After a heated debate that extended through the night, members of the Connecticut House of Representatives have approved a proposal that would allow undocumented immigrants to obtain driver's licenses, register their vehicles and get insurance.

The debate on the bill to allow licenses regardless of citizenship or immigration status started around 10 p.m. and stretched for more than seven hours, ending with a 74-55 vote.

Supporters said the legislation would create millions of dollars in state revenue and make the roads safer.

“There is a stark contrast here,” Speaker of the House Brendan Sharkey said. “There are 54,000 untrained, unlicensed, and uninsured drivers on our roads. We believe we should deal with this reality now, while those opposed  simply want another study. ”

Opponents said more research should have been done on the bill.

State Rep.
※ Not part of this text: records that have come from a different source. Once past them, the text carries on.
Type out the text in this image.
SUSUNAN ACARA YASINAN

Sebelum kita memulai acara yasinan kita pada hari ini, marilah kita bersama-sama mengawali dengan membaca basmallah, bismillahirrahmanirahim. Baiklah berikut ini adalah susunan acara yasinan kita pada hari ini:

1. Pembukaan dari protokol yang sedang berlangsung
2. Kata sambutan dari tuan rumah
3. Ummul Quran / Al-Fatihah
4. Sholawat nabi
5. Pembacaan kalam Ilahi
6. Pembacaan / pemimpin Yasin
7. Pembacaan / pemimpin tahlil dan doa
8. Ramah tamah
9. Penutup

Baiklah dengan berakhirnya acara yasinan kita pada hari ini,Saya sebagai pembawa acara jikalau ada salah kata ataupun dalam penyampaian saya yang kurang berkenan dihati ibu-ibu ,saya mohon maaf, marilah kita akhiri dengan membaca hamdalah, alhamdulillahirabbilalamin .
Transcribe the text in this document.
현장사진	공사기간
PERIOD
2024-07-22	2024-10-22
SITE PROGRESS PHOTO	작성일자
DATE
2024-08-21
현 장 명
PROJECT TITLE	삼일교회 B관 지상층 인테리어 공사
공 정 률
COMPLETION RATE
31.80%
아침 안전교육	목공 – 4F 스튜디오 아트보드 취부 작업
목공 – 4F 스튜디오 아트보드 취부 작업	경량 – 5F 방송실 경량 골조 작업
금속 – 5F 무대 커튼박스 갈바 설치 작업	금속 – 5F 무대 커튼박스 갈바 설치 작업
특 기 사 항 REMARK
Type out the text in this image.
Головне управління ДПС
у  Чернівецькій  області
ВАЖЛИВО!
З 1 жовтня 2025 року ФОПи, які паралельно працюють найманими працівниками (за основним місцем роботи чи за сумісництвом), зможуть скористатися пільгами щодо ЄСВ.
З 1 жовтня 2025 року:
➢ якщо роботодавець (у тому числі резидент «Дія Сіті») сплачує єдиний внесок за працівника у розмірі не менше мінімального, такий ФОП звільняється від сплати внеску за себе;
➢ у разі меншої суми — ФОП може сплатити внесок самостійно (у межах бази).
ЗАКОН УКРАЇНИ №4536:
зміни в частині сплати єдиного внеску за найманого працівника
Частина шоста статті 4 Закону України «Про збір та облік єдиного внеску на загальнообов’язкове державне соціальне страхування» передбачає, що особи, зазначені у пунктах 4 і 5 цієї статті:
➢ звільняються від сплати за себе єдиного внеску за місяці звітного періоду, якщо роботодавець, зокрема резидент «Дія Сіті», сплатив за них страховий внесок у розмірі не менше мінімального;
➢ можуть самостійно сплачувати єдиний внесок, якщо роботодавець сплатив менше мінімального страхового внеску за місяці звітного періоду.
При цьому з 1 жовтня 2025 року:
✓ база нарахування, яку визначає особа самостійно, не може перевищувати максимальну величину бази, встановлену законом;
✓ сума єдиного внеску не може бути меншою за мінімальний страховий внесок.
Themis Klarides called the process the bill came through the state Legislature "irresponsible" and "disappointing."

“Without a study or any effort to thoroughly vet this concept, we can only speculate the impact this bill will have on homeland security, public safety, insurance policy holders and insurance companies. Perhaps even more troubling is that we have no plan to allocate the financial and staff resources needed for the DMV to manage the colossal influx of demand that will cripple their day-to-day operations,” she said in a statement.

“Connecticut would be the only state on the east coast to allow such a program, making the state a magnet for illegal immigrants who bring with them a host of increased costs to state government,” State Rep. David Scribner said in a statement.

Now the debate goes to the state Senate and is not expected to come up until next week, according to a Senate Democratic aide.

Mayor John DeStefano Jr., an outspoken advocate for immigration reform, took on the issue seven years ago by offering undocumented immigrants resident identification cards and released a statement in support of the legislation.

"Like the municipal ID, granting immigrants driver licenses regardless of immigration status is good policy.  Drivers’ licenses will reduce the number of uninsured motorists on the road and will establish training and testing standards to ensure driver safety.  Moreover, like the Elm City ID, drivers’ licenses can help connect immigrants with banking services to help reduce street crime, increase the reporting of crime and help to create a sense of community identity,” DeStefano said in a statement.

More than 10,000 cards have been issued since the program's inception and the ID cards have gone a long way in strengthening relationships between residents and the city’s police department, DeStefano said in March.